COA noted in the 2018 annual audit report released recently that PN’s procurement outsourcing decision has been deemed “ineffective’ due to “non-implementation or delayed procurement procedures” that resulted in the accumulation of fund transfers with the PITC totaling P2,267,040,511.09.
The same report noted that the PN failed to get a refund of P2,399,822 from contractors that failed to deliver goods and services “after a considerable length of time.”
In its audit findings, COA also lamented the slow completion of a National Disaster Reduction Project in Zamboanga City that requires an allocation of P2,008,153.80.
Auditors asked PN officials to demand from the PITC the immediate delivery of all goods and equipment it has ordered, saying that a refund should be made immediately for non-compliance.
Audit examiners said the PN should stop transferring funds and avoid contracting the services of the PITC “unless in extreme circumstances,” particularly in cases where the Philippine Navy Bids and Awards Committee lacked proficiency to undertake the procurement.
COA disclosed that in 2014, the Armed Forces of the Philippines tapped the PITC to procure for goods, services, and infrastructure projects of the major military services under it.
“Review of the MOA (memorandum of agreement) revealed that it did not provide a timeline of delivery or completion of procurement procedures, which is disadvantageous to the AFP,” the state audit agency noted.
As a result, delivery of PN’s supply and equipment has been considerably delayed although it had already transferred to the PITC some P2.2 billion.
As of December 31, 2018, only equipment and supplies worth P81.84 million, representing a meager 3.5 percent of the total fund transfer, have been delivered to the PN.
“The inability of the PITC to deliver the goods and services is contrary to the very purpose of procurement outsourcing which is to hasten project implementation and had resulted in accumulated huge idle funds,” COA said.

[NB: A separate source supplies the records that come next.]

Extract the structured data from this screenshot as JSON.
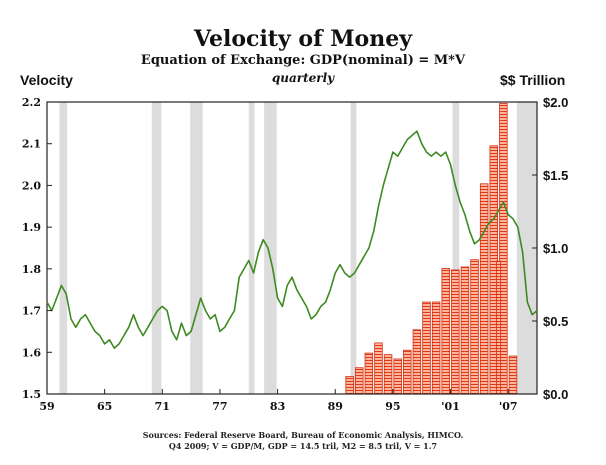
{
  "chart_data": {
    "type": "bar+line",
    "title": "Velocity of Money",
    "subtitle": "Equation of Exchange: GDP(nominal) = M*V",
    "frequency": "quarterly",
    "left_axis": {
      "label": "Velocity",
      "ylim": [
        1.5,
        2.2
      ],
      "ticks": [
        "1.5",
        "1.6",
        "1.7",
        "1.8",
        "1.9",
        "2.0",
        "2.1",
        "2.2"
      ],
      "tick_values": [
        1.5,
        1.6,
        1.7,
        1.8,
        1.9,
        2.0,
        2.1,
        2.2
      ]
    },
    "right_axis": {
      "label": "$$ Trillion",
      "ylim": [
        0,
        2.0
      ],
      "ticks": [
        "$0.0",
        "$0.5",
        "$1.0",
        "$1.5",
        "$2.0"
      ],
      "tick_values": [
        0,
        0.5,
        1.0,
        1.5,
        2.0
      ]
    },
    "x_axis": {
      "xlim": [
        1959,
        2010
      ],
      "ticks": [
        "59",
        "65",
        "71",
        "77",
        "83",
        "89",
        "95",
        "'01",
        "'07"
      ],
      "tick_values": [
        1959,
        1965,
        1971,
        1977,
        1983,
        1989,
        1995,
        2001,
        2007
      ]
    },
    "recessions": [
      [
        1960.3,
        1961.1
      ],
      [
        1969.9,
        1970.9
      ],
      [
        1973.9,
        1975.2
      ],
      [
        1980.0,
        1980.6
      ],
      [
        1981.6,
        1982.9
      ],
      [
        1990.6,
        1991.2
      ],
      [
        2001.2,
        2001.9
      ],
      [
        2007.9,
        2010.0
      ]
    ],
    "series": [
      {
        "name": "Velocity",
        "type": "line",
        "axis": "left",
        "color": "#3d8a22",
        "points": [
          [
            1959.0,
            1.72
          ],
          [
            1959.5,
            1.7
          ],
          [
            1960.0,
            1.73
          ],
          [
            1960.5,
            1.76
          ],
          [
            1961.0,
            1.74
          ],
          [
            1961.5,
            1.68
          ],
          [
            1962.0,
            1.66
          ],
          [
            1962.5,
            1.68
          ],
          [
            1963.0,
            1.69
          ],
          [
            1963.5,
            1.67
          ],
          [
            1964.0,
            1.65
          ],
          [
            1964.5,
            1.64
          ],
          [
            1965.0,
            1.62
          ],
          [
            1965.5,
            1.63
          ],
          [
            1966.0,
            1.61
          ],
          [
            1966.5,
            1.62
          ],
          [
            1967.0,
            1.64
          ],
          [
            1967.5,
            1.66
          ],
          [
            1968.0,
            1.69
          ],
          [
            1968.5,
            1.66
          ],
          [
            1969.0,
            1.64
          ],
          [
            1969.5,
            1.66
          ],
          [
            1970.0,
            1.68
          ],
          [
            1970.5,
            1.7
          ],
          [
            1971.0,
            1.71
          ],
          [
            1971.5,
            1.7
          ],
          [
            1972.0,
            1.65
          ],
          [
            1972.5,
            1.63
          ],
          [
            1973.0,
            1.67
          ],
          [
            1973.5,
            1.64
          ],
          [
            1974.0,
            1.65
          ],
          [
            1974.5,
            1.69
          ],
          [
            1975.0,
            1.73
          ],
          [
            1975.5,
            1.7
          ],
          [
            1976.0,
            1.68
          ],
          [
            1976.5,
            1.69
          ],
          [
            1977.0,
            1.65
          ],
          [
            1977.5,
            1.66
          ],
          [
            1978.0,
            1.68
          ],
          [
            1978.5,
            1.7
          ],
          [
            1979.0,
            1.78
          ],
          [
            1979.5,
            1.8
          ],
          [
            1980.0,
            1.82
          ],
          [
            1980.5,
            1.79
          ],
          [
            1981.0,
            1.84
          ],
          [
            1981.5,
            1.87
          ],
          [
            1982.0,
            1.85
          ],
          [
            1982.5,
            1.8
          ],
          [
            1983.0,
            1.73
          ],
          [
            1983.5,
            1.71
          ],
          [
            1984.0,
            1.76
          ],
          [
            1984.5,
            1.78
          ],
          [
            1985.0,
            1.75
          ],
          [
            1985.5,
            1.73
          ],
          [
            1986.0,
            1.71
          ],
          [
            1986.5,
            1.68
          ],
          [
            1987.0,
            1.69
          ],
          [
            1987.5,
            1.71
          ],
          [
            1988.0,
            1.72
          ],
          [
            1988.5,
            1.75
          ],
          [
            1989.0,
            1.79
          ],
          [
            1989.5,
            1.81
          ],
          [
            1990.0,
            1.79
          ],
          [
            1990.5,
            1.78
          ],
          [
            1991.0,
            1.79
          ],
          [
            1991.5,
            1.81
          ],
          [
            1992.0,
            1.83
          ],
          [
            1992.5,
            1.85
          ],
          [
            1993.0,
            1.89
          ],
          [
            1993.5,
            1.95
          ],
          [
            1994.0,
            2.0
          ],
          [
            1994.5,
            2.04
          ],
          [
            1995.0,
            2.08
          ],
          [
            1995.5,
            2.07
          ],
          [
            1996.0,
            2.09
          ],
          [
            1996.5,
            2.11
          ],
          [
            1997.0,
            2.12
          ],
          [
            1997.5,
            2.13
          ],
          [
            1998.0,
            2.1
          ],
          [
            1998.5,
            2.08
          ],
          [
            1999.0,
            2.07
          ],
          [
            1999.5,
            2.08
          ],
          [
            2000.0,
            2.07
          ],
          [
            2000.5,
            2.08
          ],
          [
            2001.0,
            2.05
          ],
          [
            2001.5,
            2.0
          ],
          [
            2002.0,
            1.96
          ],
          [
            2002.5,
            1.93
          ],
          [
            2003.0,
            1.89
          ],
          [
            2003.5,
            1.86
          ],
          [
            2004.0,
            1.87
          ],
          [
            2004.5,
            1.89
          ],
          [
            2005.0,
            1.91
          ],
          [
            2005.5,
            1.92
          ],
          [
            2006.0,
            1.94
          ],
          [
            2006.5,
            1.96
          ],
          [
            2007.0,
            1.93
          ],
          [
            2007.5,
            1.92
          ],
          [
            2008.0,
            1.9
          ],
          [
            2008.5,
            1.84
          ],
          [
            2009.0,
            1.72
          ],
          [
            2009.5,
            1.69
          ],
          [
            2010.0,
            1.7
          ]
        ]
      },
      {
        "name": "$$ Trillion",
        "type": "bar",
        "axis": "right",
        "color": "#ff9a7a",
        "hatch_color": "#cc2a10",
        "x": [
          1990.5,
          1991.5,
          1992.5,
          1993.5,
          1994.5,
          1995.5,
          1996.5,
          1997.5,
          1998.5,
          1999.5,
          2000.5,
          2001.5,
          2002.5,
          2003.5,
          2004.5,
          2005.5,
          2006.5,
          2007.5
        ],
        "values": [
          0.12,
          0.18,
          0.28,
          0.35,
          0.27,
          0.24,
          0.3,
          0.44,
          0.63,
          0.63,
          0.86,
          0.85,
          0.87,
          0.92,
          1.44,
          1.7,
          1.99,
          0.26
        ]
      }
    ],
    "extra_bars": {
      "x": [
        2006.0
      ],
      "values": [
        0.91
      ]
    }
  },
  "source_line_1": "Sources: Federal Reserve Board, Bureau of Economic Analysis, HIMCO.",
  "source_line_2": "Q4 2009; V = GDP/M, GDP = 14.5 tril, M2 = 8.5 tril, V = 1.7"
}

COA also noted the delay in the construction of the Pencairan detachment in Rio Hondo, Zamboanga City, site of the 21-day siege staged by Moro National Liberation Front terrorists in 2013.
PN officials blamed the presence of informal settlers in the project site for causing the delay.
In the 2018 audit report, COA also urged the PN to take legal action in order to recover some P2.39 million in mobilization fund that contractors received despite the “non delivery of goods and services after a considerable length of time.”
The audit findings revealed that three contractors, the RC Tagal Construction, DCCD Engineering, and Solar Surveying Corporation, availed of the 15 percent mobilization fund to start the projects assigned to them.
“To date, after more than three years of inaction, still no collection suit was filed in court against the above defaulting contractors and no action was commenced to enforce the performance guarantee,” auditors stressed.
Responding to the audit report, the PN management said the projects assigned to DCCDE and SSC were suspended due to issues on the ownership of project site.
Still, COA said the management must “terminate the contracts and demand for the refund of advances” it gave the contractors.